Over 400 editions of CIHRS Library on Human Rights now available online

In News by CIHRS

For over a quarter of a century, the Cairo Institute for Human Rights Studies (CIHRS) has contributed to the Arab Rights Library with more than 400 specialized publications on human rights. The library is now available online to researchers and advocates, offering diverse analyses and perspectives on cultural, legal, and political issues in the Middle East and North Africa region. It is enriched by numerous contributions from prominent researchers, writers, academics and human rights defenders from around the world. In countries throughout the region and globally, CIHRS publications are republished (Morocco) or are re-translated into local languages (Indonesia). CIHRS’ translated material is also used in renowned universities, such as the American University in Cairo.

Bahey eldin Hassan, the director of CIHRS,  hopes the library will “shed more light for researchers and university students, who seek to understand the political, societal and cultural transformations that have been brewing since the Arab Spring, and which are still ongoing under the surface of current events in the Arab region.”

The publications of the Arab Rights Library encompass specialized academic studies, comparative studies, political and human rights analyses, monitoring and analytical reports, dozens of documents from regional and international forums and conferences, summaries of hundreds of expert dialogues, and annual reports issued by CIHRS on the human rights situations in twelve Arab countries. In addition, the Arab Rights Library includes biographies of human rights defenders, literature on human rights issues, artistic and cultural publications discussing art in relation to human rights, and educational publications for youth. The library also includes hundreds of periodical rights publications issued by CIHRS, such as the Rowaq Arabi journal, which is still being published on its online platform, and Sawasia Magazine.

The library reflects a foundational philosophy of CIHRS – “To entrench human rights in the major cultures of the world,” – articulated by Egyptian researcher, intellectual and co-founder of CIHRS Dr. Mohamed al-Sayed Said.

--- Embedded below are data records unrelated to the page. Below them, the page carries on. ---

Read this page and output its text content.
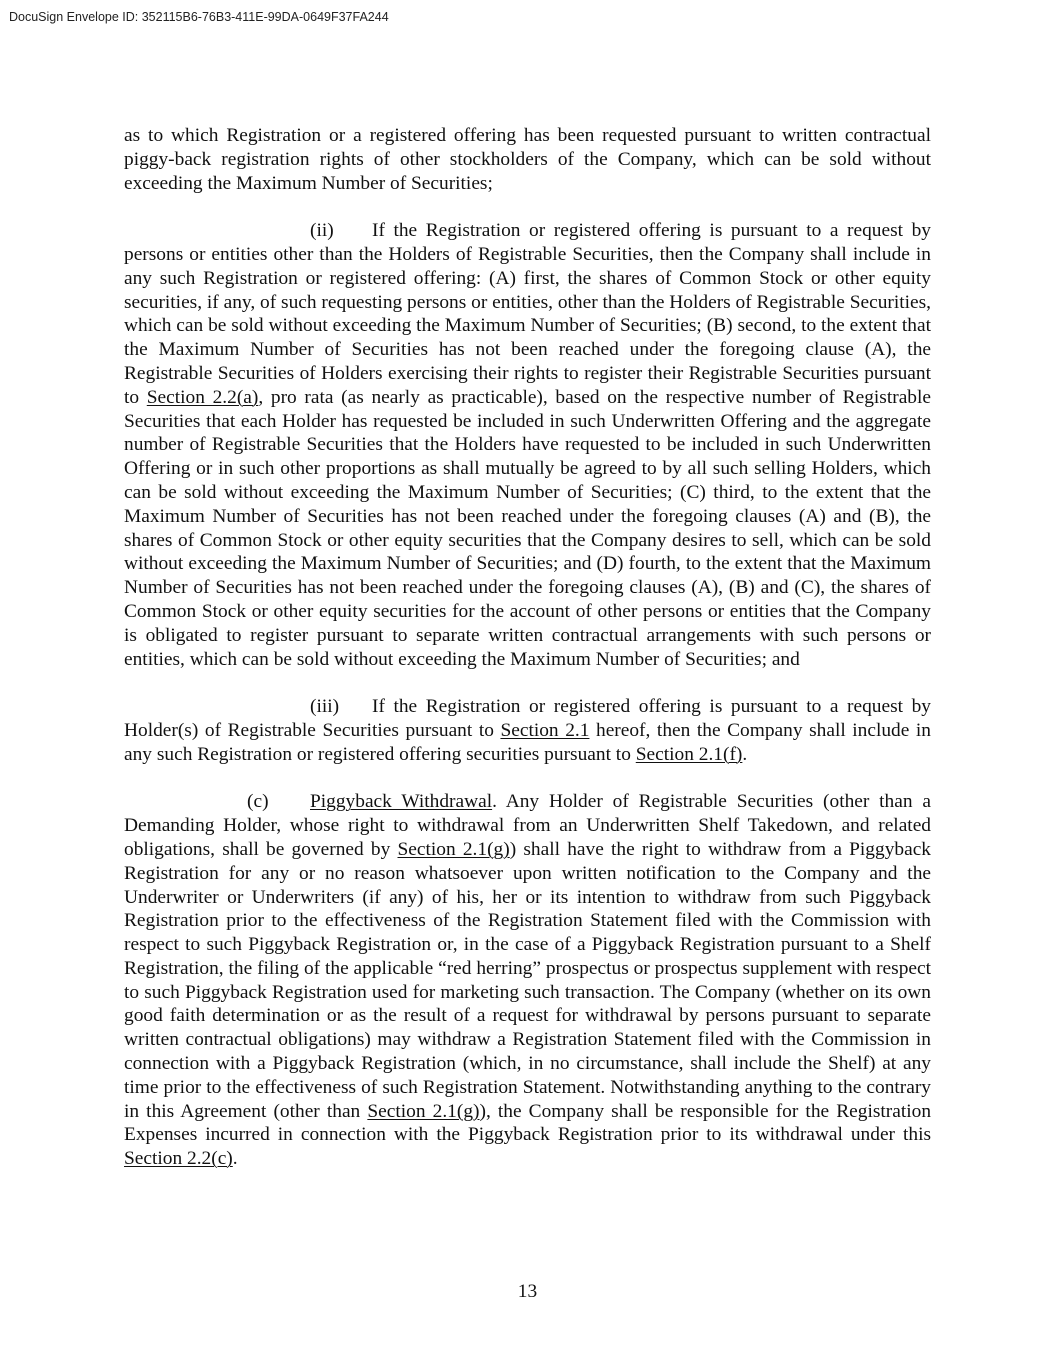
DocuSign Envelope ID: 352115B6-76B3-411E-99DA-0649F37FA244

as to which Registration or a registered offering has been requested pursuant to written contractual piggy-back registration rights of other stockholders of the Company, which can be sold without exceeding the Maximum Number of Securities;

(ii) If the Registration or registered offering is pursuant to a request by persons or entities other than the Holders of Registrable Securities, then the Company shall include in any such Registration or registered offering: (A) first, the shares of Common Stock or other equity securities, if any, of such requesting persons or entities, other than the Holders of Registrable Securities, which can be sold without exceeding the Maximum Number of Securities; (B) second, to the extent that the Maximum Number of Securities has not been reached under the foregoing clause (A), the Registrable Securities of Holders exercising their rights to register their Registrable Securities pursuant to Section 2.2(a), pro rata (as nearly as practicable), based on the respective number of Registrable Securities that each Holder has requested be included in such Underwritten Offering and the aggregate number of Registrable Securities that the Holders have requested to be included in such Underwritten Offering or in such other proportions as shall mutually be agreed to by all such selling Holders, which can be sold without exceeding the Maximum Number of Securities; (C) third, to the extent that the Maximum Number of Securities has not been reached under the foregoing clauses (A) and (B), the shares of Common Stock or other equity securities that the Company desires to sell, which can be sold without exceeding the Maximum Number of Securities; and (D) fourth, to the extent that the Maximum Number of Securities has not been reached under the foregoing clauses (A), (B) and (C), the shares of Common Stock or other equity securities for the account of other persons or entities that the Company is obligated to register pursuant to separate written contractual arrangements with such persons or entities, which can be sold without exceeding the Maximum Number of Securities; and

(iii) If the Registration or registered offering is pursuant to a request by Holder(s) of Registrable Securities pursuant to Section 2.1 hereof, then the Company shall include in any such Registration or registered offering securities pursuant to Section 2.1(f).

(c) Piggyback Withdrawal. Any Holder of Registrable Securities (other than a Demanding Holder, whose right to withdrawal from an Underwritten Shelf Takedown, and related obligations, shall be governed by Section 2.1(g)) shall have the right to withdraw from a Piggyback Registration for any or no reason whatsoever upon written notification to the Company and the Underwriter or Underwriters (if any) of his, her or its intention to withdraw from such Piggyback Registration prior to the effectiveness of the Registration Statement filed with the Commission with respect to such Piggyback Registration or, in the case of a Piggyback Registration pursuant to a Shelf Registration, the filing of the applicable “red herring” prospectus or prospectus supplement with respect to such Piggyback Registration used for marketing such transaction. The Company (whether on its own good faith determination or as the result of a request for withdrawal by persons pursuant to separate written contractual obligations) may withdraw a Registration Statement filed with the Commission in connection with a Piggyback Registration (which, in no circumstance, shall include the Shelf) at any time prior to the effectiveness of such Registration Statement. Notwithstanding anything to the contrary in this Agreement (other than Section 2.1(g)), the Company shall be responsible for the Registration Expenses incurred in connection with the Piggyback Registration prior to its withdrawal under this Section 2.2(c).

13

The publications of CIHRS explore human rights philosophy, especially in Arab and Islamic ideologies; defining human rights, constitutions, and mechanisms for human rights protection and promotion; and the extent of human rights impacts in Arab constitutions, legislation, and even in the arts. These publications are written by hundreds of authors representing diverse fields: academics, jurists, journalists, historians, lawyers, consultants, writers, poets, and art critics, in addition to representing many intellectual and political ideologies, from liberal to Islamist to secularist to Nasserist, and to leftist.  The library further analyzes the collective struggle of peoples throughout the region towards democracy; explaining the challenges of democratic transformation in the region and the lessons learned from each struggle for democratic change in Arab countries.

Some of these publications focus on the emergence of the Arab human rights movement, its developments and first pioneers, and the challenges it faced in an attempt to document the history of the movement and analyze its positions and responses to regional and global changes.

CIHRS has also recently launched the entire printed archive of Rowaq Arabi online with over 70 issues, on the new online platform for the journal. Over 700 studies and analyses are featured, which revolve around the most notable cases related to human rights, and contain more than 250 of the most important documents issued by the regional and international human rights movement over the past two decades.